Lea-Jasmin Riecke

Personal information
- Nationality: German
- Born: 25 April 2000 (age 26)

Sport
- Sport: Track and Field
- Event: long jump

Medal record
IAAF World U20 Championships
| Gold medal – first place | 2018 Tampere | Long jump |

= Lea-Jasmin Riecke =

German athlete

Lea-Jasmin Riecke (born 25 April 2000) is a German athlete who won the 2018 IAAF World U20 Championships in the long jump.

==Career==
Lea-Jasmin Riecke won the silver medal at the German Youth All-Around Championships in Lage in 2015. She won gold in the 4 × 200 m relay at the German Youth Indoor Championships in Dortmund in 2016 and took part in the 2016 European Youth Championships in Tbilisi.

In 2017 she became German U18 long jump champion at the German Youth Championships in Ulm with a distance of 6.19m. She then won the gold medal in the long jump at the 2018 IAAF World U20 Championships in Tampere with a personal best 6.51m. At the German Youth Championships in 2018 in Rostock she gained gold medals in the long jump with 6.34m jump and in the 4 × 100 m relay from. That year the German Sports Foundation nominated for the Junior Sportswoman of the Year.

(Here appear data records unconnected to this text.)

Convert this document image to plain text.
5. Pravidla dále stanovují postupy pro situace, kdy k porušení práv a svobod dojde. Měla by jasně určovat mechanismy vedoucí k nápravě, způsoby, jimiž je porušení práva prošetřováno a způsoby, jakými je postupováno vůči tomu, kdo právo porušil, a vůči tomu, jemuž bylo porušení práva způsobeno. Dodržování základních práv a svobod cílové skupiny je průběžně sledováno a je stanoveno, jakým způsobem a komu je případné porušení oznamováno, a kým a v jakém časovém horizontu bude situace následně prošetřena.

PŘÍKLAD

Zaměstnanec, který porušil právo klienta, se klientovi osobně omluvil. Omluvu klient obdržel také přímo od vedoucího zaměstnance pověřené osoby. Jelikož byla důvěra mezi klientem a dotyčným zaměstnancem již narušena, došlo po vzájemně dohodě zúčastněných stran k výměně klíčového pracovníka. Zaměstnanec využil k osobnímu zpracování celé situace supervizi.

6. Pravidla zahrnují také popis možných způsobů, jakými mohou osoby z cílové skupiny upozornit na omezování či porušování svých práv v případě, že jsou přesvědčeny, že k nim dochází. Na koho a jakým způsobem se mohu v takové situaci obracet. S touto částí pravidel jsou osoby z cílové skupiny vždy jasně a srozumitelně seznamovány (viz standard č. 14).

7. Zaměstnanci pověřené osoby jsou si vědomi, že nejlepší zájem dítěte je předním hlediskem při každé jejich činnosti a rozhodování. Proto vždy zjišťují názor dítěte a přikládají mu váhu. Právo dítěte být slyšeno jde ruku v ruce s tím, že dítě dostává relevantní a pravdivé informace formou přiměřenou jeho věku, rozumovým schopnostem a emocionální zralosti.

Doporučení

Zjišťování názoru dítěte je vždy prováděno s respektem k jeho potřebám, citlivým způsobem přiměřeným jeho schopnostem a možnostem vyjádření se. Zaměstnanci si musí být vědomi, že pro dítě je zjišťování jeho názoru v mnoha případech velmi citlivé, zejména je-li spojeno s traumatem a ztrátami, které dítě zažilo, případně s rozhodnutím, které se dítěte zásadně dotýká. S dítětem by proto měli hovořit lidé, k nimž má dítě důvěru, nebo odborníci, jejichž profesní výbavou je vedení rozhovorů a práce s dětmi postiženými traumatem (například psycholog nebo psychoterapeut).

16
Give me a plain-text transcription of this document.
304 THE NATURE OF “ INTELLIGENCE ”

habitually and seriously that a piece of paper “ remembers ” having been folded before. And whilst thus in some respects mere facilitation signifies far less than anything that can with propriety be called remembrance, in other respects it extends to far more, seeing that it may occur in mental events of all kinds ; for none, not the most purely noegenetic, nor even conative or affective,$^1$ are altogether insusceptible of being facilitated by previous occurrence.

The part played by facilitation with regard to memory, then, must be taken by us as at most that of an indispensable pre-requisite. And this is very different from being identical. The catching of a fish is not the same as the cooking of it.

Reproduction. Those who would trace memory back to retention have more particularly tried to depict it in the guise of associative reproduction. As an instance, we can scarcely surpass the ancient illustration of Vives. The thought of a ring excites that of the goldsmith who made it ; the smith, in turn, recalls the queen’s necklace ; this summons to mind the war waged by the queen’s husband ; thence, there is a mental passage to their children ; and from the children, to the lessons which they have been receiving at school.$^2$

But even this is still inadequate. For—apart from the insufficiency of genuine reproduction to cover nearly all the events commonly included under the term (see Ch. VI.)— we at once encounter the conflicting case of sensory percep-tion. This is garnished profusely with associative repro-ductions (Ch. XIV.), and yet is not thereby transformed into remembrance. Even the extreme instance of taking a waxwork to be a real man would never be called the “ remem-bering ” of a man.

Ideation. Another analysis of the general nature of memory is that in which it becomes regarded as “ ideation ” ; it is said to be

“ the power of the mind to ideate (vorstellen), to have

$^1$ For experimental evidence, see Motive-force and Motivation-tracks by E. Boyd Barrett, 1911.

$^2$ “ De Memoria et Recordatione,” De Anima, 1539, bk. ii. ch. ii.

At the German Youth Championships 2019 in Ulm, she won the gold medal with 6.43m jump. Then she won the bronze medal at the German Championships in Berlin.

After missing huge chunks of competition time in 2021 Riecke claimed third place at the German indoor championships long jump competition in Leipzig in February 2022, jumping 6.26m to finish behind Merle Homeier and long jump Olympic champion Malaika Mihambo.

She set a new personal best distance of 6.60 metres in Weinheim in May 2023. She competed at the World University Games in Chengdu, in August 2023, qualifying for the final and placing seventh overall with a distance of 6.22 metres.

==Personal life==
She is from Magdeburg. She is a member of Mitteldeutscher Sportclub. She attended Magdeburg-Stendal University of Applied Sciences.